## XLNet dataset can be found [here](https://www.kaggle.com/devkhant24/tensorlfow-xlnet).

In [None]:
# Importing libraries

import math
import os
import random
import numpy as np
import pandas as pd
import re
import unidecode
from tqdm import tqdm

from sklearn.model_selection import train_test_split
from bs4 import BeautifulSoup
from nltk.corpus import stopwords
from nltk.tokenize import word_tokenize
from imblearn.under_sampling import RandomUnderSampler


import tensorflow as tf
from transformers import AutoTokenizer, TFAutoModel

In [None]:
# Defining constants

AUTO = tf.data.experimental.AUTOTUNE

model_name = "../input/tensorlfow-xlnet"
Max_len = 512
Batch_size = 8


data_prev_comp = "../input/toxic-comment/jigsaw-toxic-comment-train.csv"
data_cur_comp = "../input/jigsaw-toxic-severity-rating/comments_to_score.csv"


def seed_everything():
    np.random.seed(123)
    random.seed(123)
    os.environ["TF_CPP_MIN_LOG_LEVEL"] = '2'
    os.environ['PYTHONHASHSEED'] = str(123)

seed_everything()

In [None]:
# Function for cleaning comments

def clean_data(sent):
    sent = sent.replace('\\n', ' ').replace('\n', ' ').replace('\t',' ').replace('\\', ' ').replace('. com', '.com')
    soup = BeautifulSoup(sent, "html.parser")
    sent = soup.get_text(separator=" ")
    remove_https = re.sub(r'http\S+', '', sent)
    sent = re.sub(r"\ [A-Za-z]*\.com", " ", remove_https)
    sent = unidecode.unidecode(sent)
    sent = sent.lower()
    sent = re.sub(r"[^a-zA-Z0-9:$-,()%.?!]+", ' ', sent) 
    sent = re.sub(r"[:$-,()%.?!]+", ' ',sent)
    stoplist = stopwords.words("english")
    sent = [word for word in word_tokenize(sent) if word not in stoplist]
    sent = " ".join(sent)
    
    return sent

In [None]:
# Reading train file from previous competition

df = pd.read_csv(data_prev_comp)
y_features = ["toxic", "severe_toxic", "obscene", "threat", "insult", "identity_hate"]

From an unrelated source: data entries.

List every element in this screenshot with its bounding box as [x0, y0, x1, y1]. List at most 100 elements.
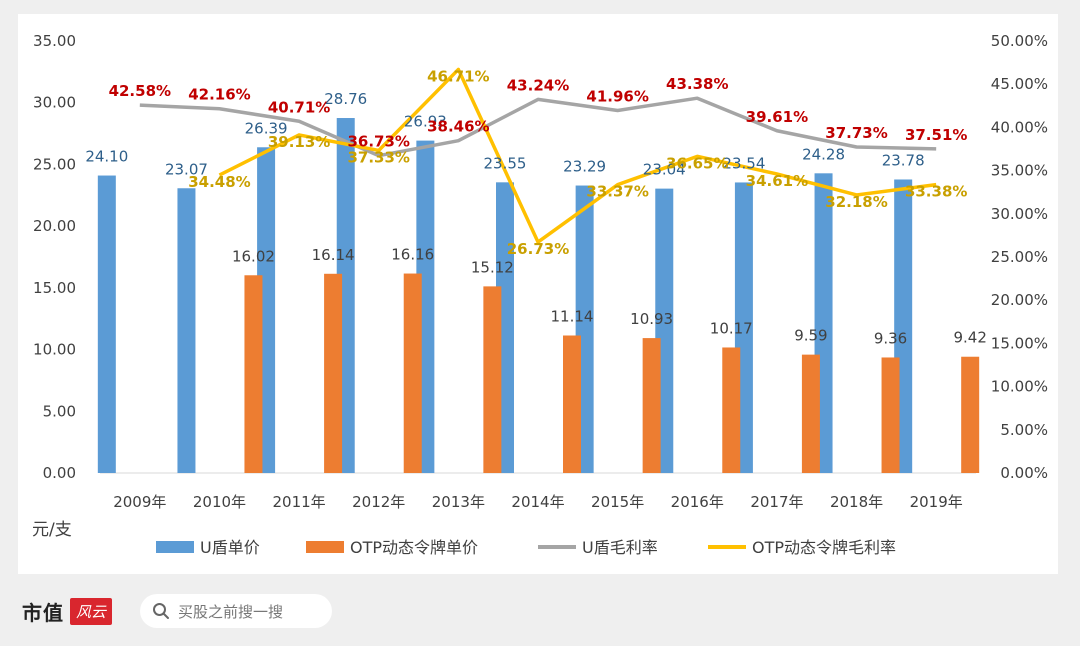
otp-price-label: 10.17 [710, 319, 753, 337]
otp-margin-label: 33.38% [905, 183, 967, 201]
ushield-price-label: 23.78 [882, 151, 925, 169]
legend-label: OTP动态令牌单价 [350, 538, 478, 557]
y-unit-label: 元/支 [32, 520, 72, 540]
legend-label: U盾单价 [200, 538, 260, 557]
chart-card: 0.00 5.00 10.00 15.00 20.00 25.00 30.00 35.00 0.… [18, 14, 1058, 574]
y-right-tick-label: 0.00% [1000, 464, 1048, 482]
line-otp-margin [218, 67, 937, 244]
search-placeholder: 买股之前搜一搜 [178, 602, 284, 621]
otp-margin-label: 36.65% [666, 154, 728, 172]
ushield-margin-label: 40.71% [268, 98, 330, 116]
bar-otp-price [801, 354, 820, 473]
ushield-margin-label: 43.24% [507, 76, 569, 94]
y-right-tick-label: 40.00% [991, 118, 1048, 136]
ushield-margin-label: 42.16% [188, 86, 250, 104]
y-left-tick-label: 5.00 [43, 402, 76, 420]
ushield-margin-label: 37.73% [825, 124, 887, 142]
x-tick-label: 2019年 [910, 493, 963, 511]
y-left-tick-label: 10.00 [33, 341, 76, 359]
y-left-tick-label: 15.00 [33, 279, 76, 297]
x-tick-label: 2012年 [352, 493, 405, 511]
bar-otp-price [244, 275, 263, 473]
y-right-tick-label: 10.00% [991, 378, 1048, 396]
bar-otp-price [403, 273, 422, 473]
ushield-price-label: 26.93 [404, 113, 447, 131]
bar-otp-price [324, 273, 343, 473]
y-right-tick-label: 35.00% [991, 162, 1048, 180]
bar-otp-price [722, 347, 741, 473]
y-left-tick-label: 0.00 [43, 464, 76, 482]
otp-margin-label: 46.71% [427, 67, 489, 85]
bar-otp-price [563, 335, 581, 473]
x-tick-label: 2016年 [671, 493, 724, 511]
legend-label: U盾毛利率 [582, 538, 658, 557]
y-right-tick-label: 30.00% [991, 205, 1048, 223]
x-tick-label: 2015年 [591, 493, 644, 511]
y-left-tick-label: 20.00 [33, 217, 76, 235]
y-right-tick-label: 50.00% [991, 32, 1048, 50]
y-right-tick-label: 5.00% [1000, 421, 1048, 439]
legend-label: OTP动态令牌毛利率 [752, 538, 896, 557]
otp-margin-label: 39.13% [268, 133, 330, 151]
line-ushield-margin [139, 96, 937, 158]
otp-price-label: 9.59 [794, 327, 827, 345]
ushield-price-label: 23.55 [484, 154, 527, 172]
otp-margin-label: 33.37% [586, 183, 648, 201]
bar-otp-price [881, 357, 900, 473]
y-left-tick-label: 30.00 [33, 94, 76, 112]
otp-margin-label: 32.18% [825, 193, 887, 211]
ushield-margin-label: 42.58% [109, 82, 171, 100]
x-tick-label: 2011年 [272, 493, 325, 511]
legend-swatch [306, 541, 344, 553]
ushield-price-label: 26.39 [245, 119, 288, 137]
x-tick-label: 2014年 [511, 493, 564, 511]
footer-bar: 市值 风云 买股之前搜一搜 [0, 580, 1080, 646]
otp-price-label: 10.93 [630, 310, 673, 328]
ushield-price-label: 23.07 [165, 160, 208, 178]
otp-price-label: 16.14 [312, 246, 355, 264]
ushield-price-label: 23.04 [643, 161, 686, 179]
x-tick-label: 2017年 [750, 493, 803, 511]
bar-otp-price [961, 356, 980, 473]
brand-logo[interactable]: 市值 风云 [22, 594, 113, 628]
ushield-margin-label: 37.51% [905, 126, 967, 144]
brand-name: 市值 [22, 600, 64, 625]
brand-badge: 风云 [70, 597, 113, 625]
bar-otp-price [642, 338, 661, 473]
otp-price-label: 9.36 [874, 329, 907, 347]
ushield-price-label: 24.10 [85, 148, 128, 166]
otp-margin-label: 37.33% [347, 148, 409, 166]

df["severe_toxic"] = df["severe_toxic"] * 2
df["y"] = (df[y_features].sum(axis=1)).astype(int)
df["y"] = df["y"] / df["y"].max()
df.drop(y_features, axis=1, inplace = True)
df.head()

In [None]:
# For dropping 170000 rows of y with value 0
# To balance dataset

df.drop(df[df["y"] == 0].sample(180000).index.tolist(), inplace = True)

In [None]:
# Seeing that dataset is imbalanced

df["y"].value_counts()

In [None]:
# Creating column clean_text for cleaned comments

df["comment_text"] = df["comment_text"].map(clean_data)

xtrain, xtest, ytrain, ytest = train_test_split(df["comment_text"], df["y"], test_size = 0.2)

In [None]:
# Function for creating word encodings
#用于创建单词编码的函数
def roberta_encode(texts, tokenizer):
    ct = len(texts)
    input_ids = np.ones((ct, Max_len), dtype='int32')
    attention_mask = np.zeros((ct, Max_len), dtype='int32')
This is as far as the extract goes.